The findings suggest flavanol consumption might be part of future dietary guidelines. “I suspect that once there is sufficient evidence, flavanols will be part of the dietary recommendations for healthy aging,” said Dr. Small.
A word of caution
Heather M. Snyder, PhD, vice president of medical and scientific relations, Alzheimer’s Association, said that though science suggests a balanced diet is good for overall brain health, no single food, beverage, ingredient, vitamin, or supplement has yet been proven to prevent dementia, treat or cure Alzheimer’s, or benefit cognitive function or brain health.
Experts agree the best source of vitamins and other nutrients is from whole foods as part of a balanced diet. “We recognize that, for a variety of reasons, this may not always be possible,” said Dr.
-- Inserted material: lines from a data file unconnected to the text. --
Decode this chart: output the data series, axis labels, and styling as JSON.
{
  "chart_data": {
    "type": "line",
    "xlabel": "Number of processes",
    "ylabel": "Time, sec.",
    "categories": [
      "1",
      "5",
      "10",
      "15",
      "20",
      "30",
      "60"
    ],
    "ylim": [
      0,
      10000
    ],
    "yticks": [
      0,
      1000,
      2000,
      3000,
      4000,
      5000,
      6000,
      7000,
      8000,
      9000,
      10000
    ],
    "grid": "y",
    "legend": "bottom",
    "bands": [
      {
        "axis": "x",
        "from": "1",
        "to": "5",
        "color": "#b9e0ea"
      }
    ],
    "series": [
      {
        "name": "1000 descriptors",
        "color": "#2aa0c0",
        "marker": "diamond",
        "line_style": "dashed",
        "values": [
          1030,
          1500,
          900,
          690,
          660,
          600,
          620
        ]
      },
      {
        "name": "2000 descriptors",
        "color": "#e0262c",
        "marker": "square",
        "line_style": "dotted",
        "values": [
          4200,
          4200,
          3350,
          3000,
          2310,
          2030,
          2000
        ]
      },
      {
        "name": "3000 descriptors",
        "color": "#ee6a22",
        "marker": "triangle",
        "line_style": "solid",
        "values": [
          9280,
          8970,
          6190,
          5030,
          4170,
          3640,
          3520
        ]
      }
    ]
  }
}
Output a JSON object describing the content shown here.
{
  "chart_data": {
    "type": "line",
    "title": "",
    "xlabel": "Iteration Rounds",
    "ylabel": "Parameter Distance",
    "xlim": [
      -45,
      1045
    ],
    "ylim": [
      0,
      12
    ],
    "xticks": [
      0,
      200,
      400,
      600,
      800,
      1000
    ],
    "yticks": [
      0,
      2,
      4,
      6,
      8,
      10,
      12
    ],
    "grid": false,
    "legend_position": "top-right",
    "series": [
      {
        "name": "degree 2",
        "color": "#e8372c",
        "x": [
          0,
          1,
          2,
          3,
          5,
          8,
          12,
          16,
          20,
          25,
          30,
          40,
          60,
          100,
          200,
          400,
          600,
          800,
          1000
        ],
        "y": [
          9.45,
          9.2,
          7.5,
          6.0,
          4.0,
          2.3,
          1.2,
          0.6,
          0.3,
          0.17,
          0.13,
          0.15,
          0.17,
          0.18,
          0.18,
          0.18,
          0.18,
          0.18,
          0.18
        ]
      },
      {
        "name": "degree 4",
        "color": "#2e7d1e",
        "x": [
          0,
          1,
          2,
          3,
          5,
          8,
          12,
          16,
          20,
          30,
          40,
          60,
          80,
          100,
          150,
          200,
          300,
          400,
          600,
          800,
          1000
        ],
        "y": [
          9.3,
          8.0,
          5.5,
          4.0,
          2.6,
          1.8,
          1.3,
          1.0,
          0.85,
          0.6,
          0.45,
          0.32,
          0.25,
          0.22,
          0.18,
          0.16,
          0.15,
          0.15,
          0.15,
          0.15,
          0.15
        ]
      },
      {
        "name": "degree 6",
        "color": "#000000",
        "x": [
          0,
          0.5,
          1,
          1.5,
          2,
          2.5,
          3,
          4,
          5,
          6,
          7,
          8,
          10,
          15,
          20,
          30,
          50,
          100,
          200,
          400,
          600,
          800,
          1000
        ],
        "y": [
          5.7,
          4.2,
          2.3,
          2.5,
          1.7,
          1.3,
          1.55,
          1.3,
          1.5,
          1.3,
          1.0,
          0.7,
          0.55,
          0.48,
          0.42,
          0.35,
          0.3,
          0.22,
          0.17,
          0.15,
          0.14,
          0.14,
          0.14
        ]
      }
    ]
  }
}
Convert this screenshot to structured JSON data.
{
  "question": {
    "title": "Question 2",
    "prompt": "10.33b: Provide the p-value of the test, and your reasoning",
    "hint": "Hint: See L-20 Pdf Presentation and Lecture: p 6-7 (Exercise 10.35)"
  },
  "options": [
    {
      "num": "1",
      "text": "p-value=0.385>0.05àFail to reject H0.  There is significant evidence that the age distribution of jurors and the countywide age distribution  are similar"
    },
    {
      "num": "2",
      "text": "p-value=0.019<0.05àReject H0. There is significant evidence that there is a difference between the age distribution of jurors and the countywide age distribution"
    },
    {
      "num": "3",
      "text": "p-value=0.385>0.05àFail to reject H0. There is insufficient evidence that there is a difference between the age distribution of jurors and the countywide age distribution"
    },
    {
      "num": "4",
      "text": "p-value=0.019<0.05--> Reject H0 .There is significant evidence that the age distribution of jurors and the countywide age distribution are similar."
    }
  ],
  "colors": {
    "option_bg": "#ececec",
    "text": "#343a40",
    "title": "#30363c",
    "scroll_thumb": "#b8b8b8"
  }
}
Snyder.
However, she noted, dietary supplements are not subject to the same rigorous review and regulation process as medications.
“The Alzheimer’s Association strongly encourages individuals to have conversations with their physicians about all medications and dietary supplements they are currently taking or interested in starting.”
COSMOS is supported by an investigator-initiated grant from Mars Edge, a segment of Mars, company engaged in flavanol research and flavanol-related commercial activities, which included infrastructure support and the donation of study pills and packaging. Small reports receiving an unrestricted research grant from Mars.
A version of this article first appeared on Medscape.com.